SQL vs. File Access (Example: Delta Lake)
If you are unsure whether a system should be accessed via SQL or directly as files (for example, Delta Lake), determine whether you are connecting to:
- A SQL endpoint → Use SQL Source System
- The underlying storage location (such as S3 or ADLS) → Use File Source System
This distinction ensures you configure your pipeline based on how the data is accessed, not simply how it is stored.
UI Behavior
- An Authentication Method dropdown allows selection of the desired method.
- Only fields relevant to the selected method are displayed.
- Required fields are clearly marked.
- Switching authentication methods preserves previously entered values.
- Secret fields (password, private key, passphrase, OAuth client secret, tokens) are masked.
- Advanced fields (such as Warehouse and Schema) are available under an expandable section.
Test Connection
The Test Connection action validates the provided credentials.
During validation, the system:
- Attempts to establish a connection.
- Executes a lightweight validation query (such as
SELECT 1) or lists schemas. - Displays success or failure status.
If the test fails:
- The error state is clearly displayed.
- Detailed error information is available in an expandable section.
Field Validation
The connector performs basic validation before attempting a connection.
- Account / Server Endpoint
- Must not be empty.
- Must resemble a Snowflake host (for example:
.snowflakecomputing.com).
- Database
- Must not be empty.
- Private Key (Key Pair method)
- Must not be empty.
- Must contain valid PEM markers.
Additional validation occurs server‑side.
Schema and Warehouse fields are optional.
Backward Compatibility
Data Fusion maintains backward compatibility when new authentication mechanisms are introduced for a connector.
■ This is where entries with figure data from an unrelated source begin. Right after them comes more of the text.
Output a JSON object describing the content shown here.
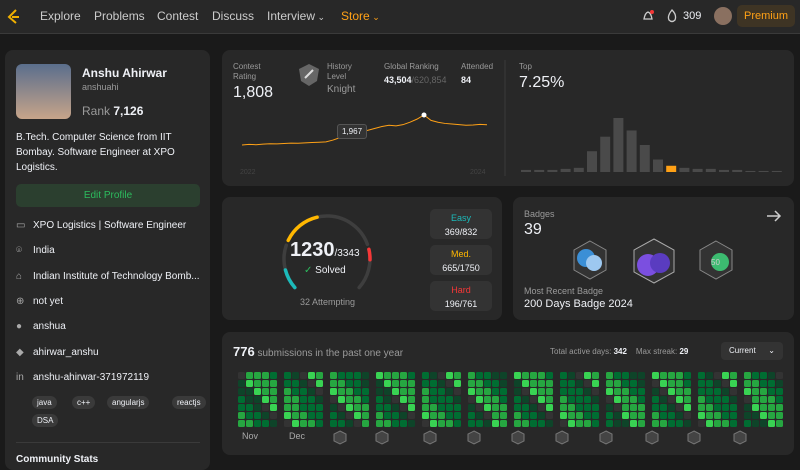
{
  "nav": {
    "links": [
      "Explore",
      "Problems",
      "Contest",
      "Discuss",
      "Interview",
      "Store"
    ],
    "streak": "309",
    "premium": "Premium"
  },
  "profile": {
    "name": "Anshu Ahirwar",
    "username": "anshuahi",
    "rank_label": "Rank",
    "rank": "7,126",
    "bio": "B.Tech. Computer Science from IIT Bombay. Software Engineer at XPO Logistics.",
    "edit": "Edit Profile",
    "info": [
      "XPO Logistics | Software Engineer",
      "India",
      "Indian Institute of Technology Bomb...",
      "not yet",
      "anshua",
      "ahirwar_anshu",
      "anshu-ahirwar-371972119"
    ],
    "tags": [
      "java",
      "c++",
      "angularjs",
      "reactjs",
      "DSA"
    ],
    "community": "Community Stats"
  },
  "contest": {
    "rating_label": "Contest Rating",
    "rating": "1,808",
    "level_label": "History Level",
    "level": "Knight",
    "global_label": "Global Ranking",
    "global": "43,504",
    "global_total": "/620,854",
    "attended_label": "Attended",
    "attended": "84",
    "tooltip": "1,967",
    "x_start": "2022",
    "x_end": "2024",
    "history": [
      1480,
      1490,
      1485,
      1495,
      1500,
      1498,
      1505,
      1510,
      1508,
      1515,
      1520,
      1525,
      1530,
      1560,
      1600,
      1650,
      1700,
      1690,
      1720,
      1750,
      1780,
      1800,
      1790,
      1810,
      1850,
      1900,
      1967,
      1880,
      1850,
      1830,
      1820,
      1810,
      1800,
      1805,
      1815,
      1808
    ],
    "top_label": "Top",
    "top": "7.25%",
    "histogram": [
      2,
      2,
      2,
      3,
      4,
      20,
      34,
      52,
      40,
      26,
      12,
      6,
      4,
      3,
      3,
      2,
      2,
      1,
      1,
      1
    ],
    "highlight_index": 11
  },
  "solved": {
    "count": 1230,
    "total": 3343,
    "label": "Solved",
    "attempting": "32 Attempting",
    "levels": [
      {
        "name": "Easy",
        "solved": 369,
        "total": 832,
        "color": "#1cbaba"
      },
      {
        "name": "Med.",
        "solved": 665,
        "total": 1750,
        "color": "#ffb700"
      },
      {
        "name": "Hard",
        "solved": 196,
        "total": 761,
        "color": "#f63737"
      }
    ]
  },
  "badges": {
    "label": "Badges",
    "count": "39",
    "recent_label": "Most Recent Badge",
    "recent": "200 Days Badge 2024"
  },
  "submissions": {
    "count": "776",
    "label": "submissions in the past one year",
    "active_label": "Total active days:",
    "active": "342",
    "streak_label": "Max streak:",
    "streak": "29",
    "select": "Current",
    "months": [
      "Nov",
      "Dec"
    ]
  }
}
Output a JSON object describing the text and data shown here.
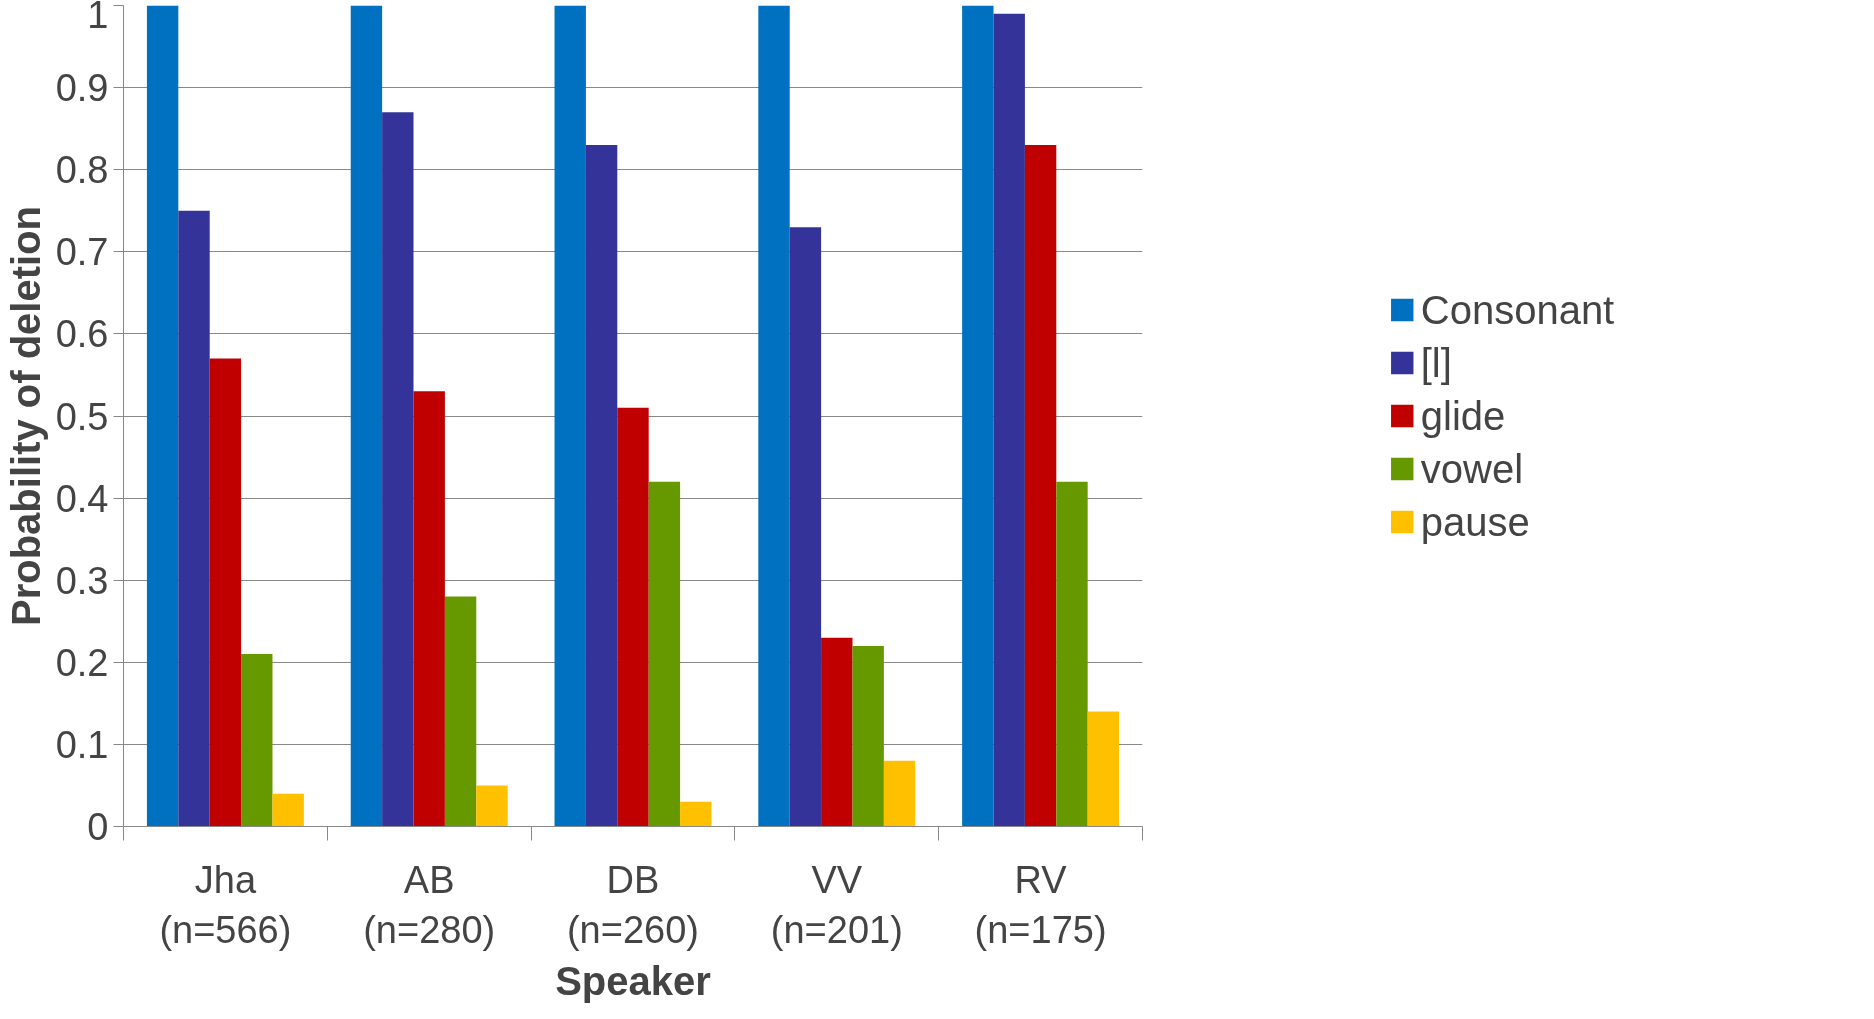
{
  "chart_data": {
    "type": "bar",
    "xlabel": "Speaker",
    "ylabel": "Probability of deletion",
    "categories": [
      "Jha\n(n=566)",
      "AB\n(n=280)",
      "DB\n(n=260)",
      "VV\n(n=201)",
      "RV\n(n=175)"
    ],
    "series": [
      {
        "name": "Consonant",
        "color": "#0070c0",
        "values": [
          1,
          1,
          1,
          1,
          1
        ]
      },
      {
        "name": "[l]",
        "color": "#333399",
        "values": [
          0.75,
          0.87,
          0.83,
          0.73,
          0.99
        ]
      },
      {
        "name": "glide",
        "color": "#c00000",
        "values": [
          0.57,
          0.53,
          0.51,
          0.23,
          0.83
        ]
      },
      {
        "name": "vowel",
        "color": "#669900",
        "values": [
          0.21,
          0.28,
          0.42,
          0.22,
          0.42
        ]
      },
      {
        "name": "pause",
        "color": "#ffc000",
        "values": [
          0.04,
          0.05,
          0.03,
          0.08,
          0.14
        ]
      }
    ],
    "ylim": [
      0,
      1
    ],
    "yticks": [
      0,
      0.1,
      0.2,
      0.3,
      0.4,
      0.5,
      0.6,
      0.7,
      0.8,
      0.9,
      1
    ],
    "grid": "y",
    "legend": "right"
  }
}
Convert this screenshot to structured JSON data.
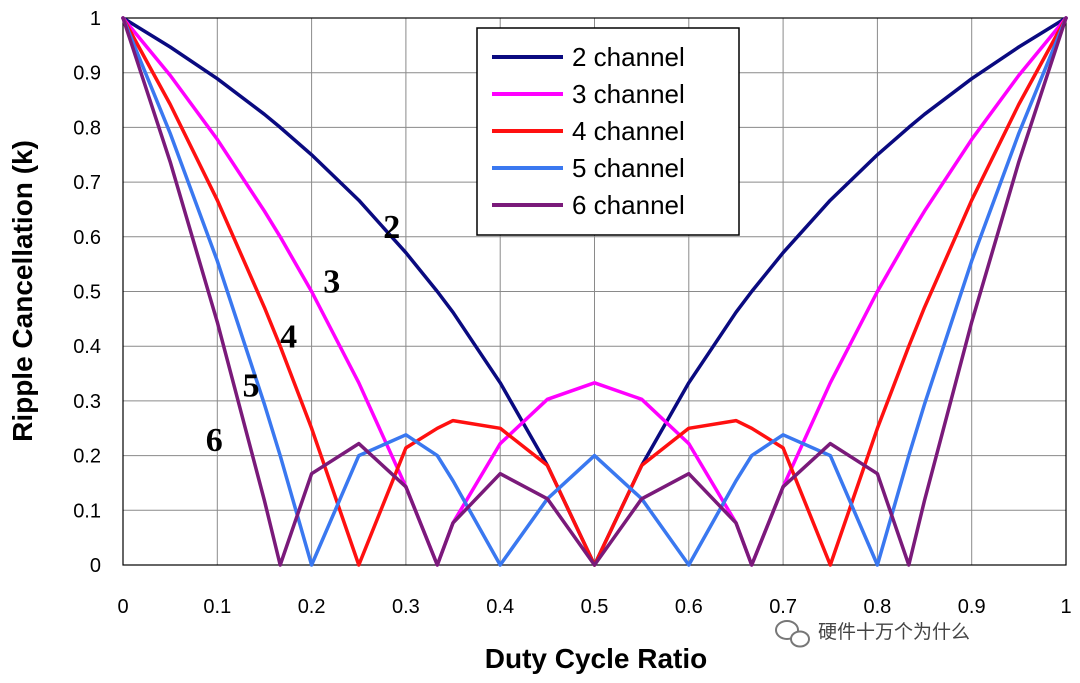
{
  "chart_data": {
    "type": "line",
    "xlabel": "Duty Cycle Ratio",
    "ylabel": "Ripple Cancellation (k)",
    "xlim": [
      0,
      1
    ],
    "ylim": [
      0,
      1
    ],
    "x_ticks": [
      "0",
      "0.1",
      "0.2",
      "0.3",
      "0.4",
      "0.5",
      "0.6",
      "0.7",
      "0.8",
      "0.9",
      "1"
    ],
    "y_ticks": [
      "0",
      "0.1",
      "0.2",
      "0.3",
      "0.4",
      "0.5",
      "0.6",
      "0.7",
      "0.8",
      "0.9",
      "1"
    ],
    "grid": true,
    "legend_position": "top-center",
    "x": [
      0,
      0.05,
      0.1,
      0.15,
      0.1667,
      0.2,
      0.25,
      0.3,
      0.3333,
      0.35,
      0.4,
      0.45,
      0.5,
      0.55,
      0.6,
      0.65,
      0.6667,
      0.7,
      0.75,
      0.8,
      0.8333,
      0.85,
      0.9,
      0.95,
      1
    ],
    "series": [
      {
        "name": "2 channel",
        "color": "#0a0a80",
        "curve_label": "2",
        "values": [
          1,
          0.947,
          0.889,
          0.824,
          0.8,
          0.75,
          0.667,
          0.571,
          0.5,
          0.462,
          0.333,
          0.182,
          0,
          0.182,
          0.333,
          0.462,
          0.5,
          0.571,
          0.667,
          0.75,
          0.8,
          0.824,
          0.889,
          0.947,
          1
        ]
      },
      {
        "name": "3 channel",
        "color": "#ff00ff",
        "curve_label": "3",
        "values": [
          1,
          0.895,
          0.778,
          0.647,
          0.6,
          0.5,
          0.333,
          0.143,
          0,
          0.077,
          0.222,
          0.303,
          0.333,
          0.303,
          0.222,
          0.077,
          0,
          0.143,
          0.333,
          0.5,
          0.6,
          0.647,
          0.778,
          0.895,
          1
        ]
      },
      {
        "name": "4 channel",
        "color": "#ff1010",
        "curve_label": "4",
        "values": [
          1,
          0.842,
          0.667,
          0.471,
          0.4,
          0.25,
          0,
          0.214,
          0.25,
          0.264,
          0.25,
          0.182,
          0,
          0.182,
          0.25,
          0.264,
          0.25,
          0.214,
          0,
          0.25,
          0.4,
          0.471,
          0.667,
          0.842,
          1
        ]
      },
      {
        "name": "5 channel",
        "color": "#3a78f0",
        "curve_label": "5",
        "values": [
          1,
          0.789,
          0.556,
          0.294,
          0.2,
          0,
          0.2,
          0.238,
          0.2,
          0.154,
          0,
          0.121,
          0.2,
          0.121,
          0,
          0.154,
          0.2,
          0.238,
          0.2,
          0,
          0.2,
          0.294,
          0.556,
          0.789,
          1
        ]
      },
      {
        "name": "6 channel",
        "color": "#7a1a7a",
        "curve_label": "6",
        "values": [
          1,
          0.737,
          0.444,
          0.118,
          0,
          0.167,
          0.222,
          0.143,
          0,
          0.077,
          0.167,
          0.121,
          0,
          0.121,
          0.167,
          0.077,
          0,
          0.143,
          0.222,
          0.167,
          0,
          0.118,
          0.444,
          0.737,
          1
        ]
      }
    ]
  },
  "watermark": {
    "text": "硬件十万个为什么",
    "icon": "wechat-icon"
  }
}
Existing connector configurations continue to work without requiring any user action.
- Existing Snowflake connectors using Username/Password authentication continue to function without modification.
When editing an existing connector:
- If a private key is detected, the connector automatically loads in Key Pair mode.
- Otherwise, the connector loads in Username/Password mode.
No migration steps are required, and older authentication configurations remain fully supported. This ensures that existing pipelines and deployments remain stable even as newer authentication options are added.